DEMS OFFER A STATE MAP
Tennessee Democrats got ahead of the state Republican legislative majority Monday by offering their own congressional redistricting map.
States are charged with drawing new congressional maps following each decennial census, and that task is currently in the hands of bipartisan Tennessee Senate and House committees. If either of those committees has formulated a new map, they have yet to reveal it in public.
But Democrats, with information from five meetings across the state and other smaller gatherings in which they received input, compiled their own map and will submit it to the General Assembly when it meets again early next year.
The map, at first blush, looks more like one in which geographical and sociological communities of interest are kept together than the one under which the current congressional districts are drawn.
It keeps the 1st District in the northeastern corner of the state and draws a relatively narrow 2nd District to include Oak Ridge, Maryville, Knoxville, Sevierville and Gatlinburg, over to the Great Smoky Mountains on the eastern border of the state.
The 3rd District, which includes Chattanooga, shifts to be only in the southeastern corner of the state.

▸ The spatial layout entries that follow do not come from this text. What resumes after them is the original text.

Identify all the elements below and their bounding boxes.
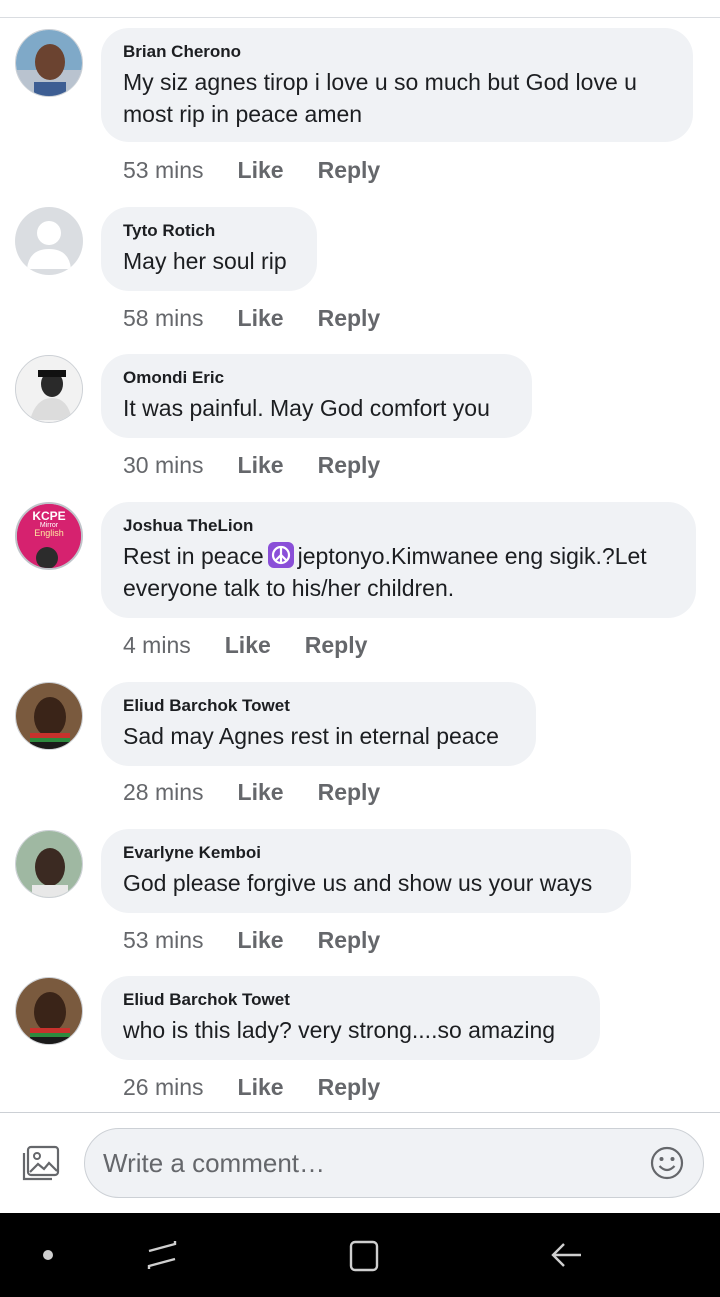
emoji-icon[interactable] [649,1145,685,1181]
avatar[interactable] [15,977,83,1045]
reply-button[interactable]: Reply [318,155,381,185]
comment-text: My siz agnes tirop i love u so much but … [123,69,637,127]
comment-author[interactable]: Brian Cherono [123,42,671,62]
comment-bubble[interactable]: Brian Cherono My siz agnes tirop i love … [101,28,693,142]
reply-button[interactable]: Reply [318,1072,381,1102]
comment-bubble[interactable]: Omondi Eric It was painful. May God comf… [101,354,532,438]
like-button[interactable]: Like [238,155,284,185]
comment-actions: 53 mins Like Reply [123,155,380,185]
back-icon[interactable] [548,1238,584,1274]
dot-icon[interactable] [43,1250,53,1260]
comment-author[interactable]: Evarlyne Kemboi [123,843,609,863]
comment-time[interactable]: 58 mins [123,303,204,333]
comment-time[interactable]: 53 mins [123,925,204,955]
comment-author[interactable]: Eliud Barchok Towet [123,990,578,1010]
like-button[interactable]: Like [238,1072,284,1102]
comment-text: It was painful. May God comfort you [123,395,490,421]
comment-author[interactable]: Joshua TheLion [123,516,674,536]
comment-input-placeholder: Write a comment… [103,1148,326,1178]
comment-text: Sad may Agnes rest in eternal peace [123,723,499,749]
comment-actions: 28 mins Like Reply [123,777,380,807]
default-avatar[interactable] [15,207,83,275]
comment-text: who is this lady? very strong....so amaz… [123,1017,556,1043]
comment-bubble[interactable]: Evarlyne Kemboi God please forgive us an… [101,829,631,913]
comment-time[interactable]: 53 mins [123,155,204,185]
comment-actions: 53 mins Like Reply [123,925,380,955]
like-button[interactable]: Like [238,303,284,333]
comment-bubble[interactable]: Eliud Barchok Towet Sad may Agnes rest i… [101,682,536,766]
reply-button[interactable]: Reply [318,925,381,955]
comment-input[interactable]: Write a comment… [84,1128,704,1198]
avatar[interactable] [15,830,83,898]
comment-time[interactable]: 26 mins [123,1072,204,1102]
reply-button[interactable]: Reply [318,303,381,333]
comment-author[interactable]: Omondi Eric [123,368,510,388]
comment-text-part: Rest in peace [123,543,264,569]
reply-button[interactable]: Reply [305,630,368,660]
avatar[interactable]: KCPE Mirror English [15,502,83,570]
photo-gallery-icon[interactable] [22,1145,60,1181]
top-divider [0,17,720,18]
comment-bubble[interactable]: Joshua TheLion Rest in peace jeptonyo.Kim… [101,502,696,618]
comment-time[interactable]: 4 mins [123,630,191,660]
like-button[interactable]: Like [225,630,271,660]
like-button[interactable]: Like [238,925,284,955]
avatar[interactable] [15,682,83,750]
peace-symbol-emoji [267,542,294,568]
avatar-text: English [34,528,64,538]
comment-actions: 4 mins Like Reply [123,630,367,660]
composer-divider [0,1112,720,1113]
avatar[interactable] [15,29,83,97]
comment-actions: 30 mins Like Reply [123,450,380,480]
comment-author[interactable]: Eliud Barchok Towet [123,696,514,716]
home-icon[interactable] [346,1238,382,1274]
like-button[interactable]: Like [238,777,284,807]
comment-text: Rest in peace jeptonyo.Kimwanee eng sigik… [123,540,674,604]
reply-button[interactable]: Reply [318,450,381,480]
recent-apps-icon[interactable] [145,1238,179,1272]
comment-text: May her soul rip [123,248,287,274]
like-button[interactable]: Like [238,450,284,480]
comment-actions: 26 mins Like Reply [123,1072,380,1102]
comment-bubble[interactable]: Eliud Barchok Towet who is this lady? ve… [101,976,600,1060]
avatar[interactable] [15,355,83,423]
comment-text: God please forgive us and show us your w… [123,870,593,896]
comment-author[interactable]: Tyto Rotich [123,221,295,241]
comment-bubble[interactable]: Tyto Rotich May her soul rip [101,207,317,291]
comment-time[interactable]: 30 mins [123,450,204,480]
reply-button[interactable]: Reply [318,777,381,807]
comment-actions: 58 mins Like Reply [123,303,380,333]
comment-time[interactable]: 28 mins [123,777,204,807]
avatar-text: KCPE [32,509,66,523]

It would include all of Bradley, Hamilton, Loudon, McMinn, Meigs, Monroe, Polk, Rhea, Roane counties and part of Blount County.
Gone is the squashed hourglass shape of the current district, which goes from the Georgia border to the Kentucky border and includes Oak Ridge and several counties at the top of the state.
The new 4th District would include the Nashville bedroom counties of Williamson and Wilson, most of Rutherford County (including the city of Murfreesboro), the city of Hendersonville in Seymour County and the city of Spring Hill along the Williamson-Maury County line.
The current 4th District, often said to resemble a dragon, starts in the west in Maury County in Middle Tennessee and goes south, then east, then north, then east, then south again to wind up in Bradley County, east of Chattanooga.
The Democrats’ 5th District would be mainly Davidson County (Nashville) but also take in the city of La Vergne, the city of Goodlettsville along the Davidson-Sumner County line and the city of Millersville on the border of Sumner and Robertson counties.
The 6th District, largely rural, goes from the Kentucky border, taking in Middle Tennessee counties in the northern part of the state that are already in the district, and incorporates many in the southern part of the state that currently are in the 4th District.
The 7th District is perhaps the least changed, also running from the state’s northern to southern borders but widening to the east to pick up some counties currently in the 4th District.
The 8th District is little changed, as well, running from the state’s northern to southern borders and picking up a few new counties along the southern border.
The 9th District, fully in Shelby County around Memphis, shrinks in the north but also moves slightly east.
State Sen. Raumesh Akbari, the Democratic caucus chairwoman, said the party’s primary goal with the map is to keep communities together.
“People want their elected officials to be responsive to the need of the community,” she said in a statement. “So in addition to drawing districts that are near identical by population [which is required by law], we are proposing districts with deep community connections and shared needs — like housing, healthcare, education, transportation and job creation.”
Democrats, like Republicans, would not submit a map that did not attempt to benefit them in some way. It’s the way they drew maps when they ruled the General Assembly for most of the 20th century, and it’s the way Republicans have drawn maps in the 20 years since.
We are not privy to all the criteria they used, but our best guess is they hope the new 4th District might become Democratic in the next 10 years. Vote totals from the 2020 presidential election do not show it to be such now.
Currently, Republicans hold a 7-2 lead in the state’s congressional delegation. The state’s only Democratic strongholds are in the current 5th and 9th Districts around Nashville and Memphis, respectively. However, Democrats may believe the fast-growing counties around liberal Davidson County could be persuaded to vote like Davidson County if kept together.
It appears the only current member of the state delegation who personally would be affected by the Democrats’ map is U.S. Rep. Scott Des Jarlais. He lives in the Sherwood community of Franklin County, but that county would be in the new 6th District, which is represented by second-term U.S. Rep. John Rose of Cookeville.
At this point, it looks like all congressional districts other than 5 and 9 would easily remain in Republican hands.
Before the census numbers were completed, it was said Republicans — if they chose — could find a way to divvy up the 5th District in order to get an eighth congressional representative.
Time will tell what will happen, but the public now at least has one map with which to ponder what the state’s congressional future could look like.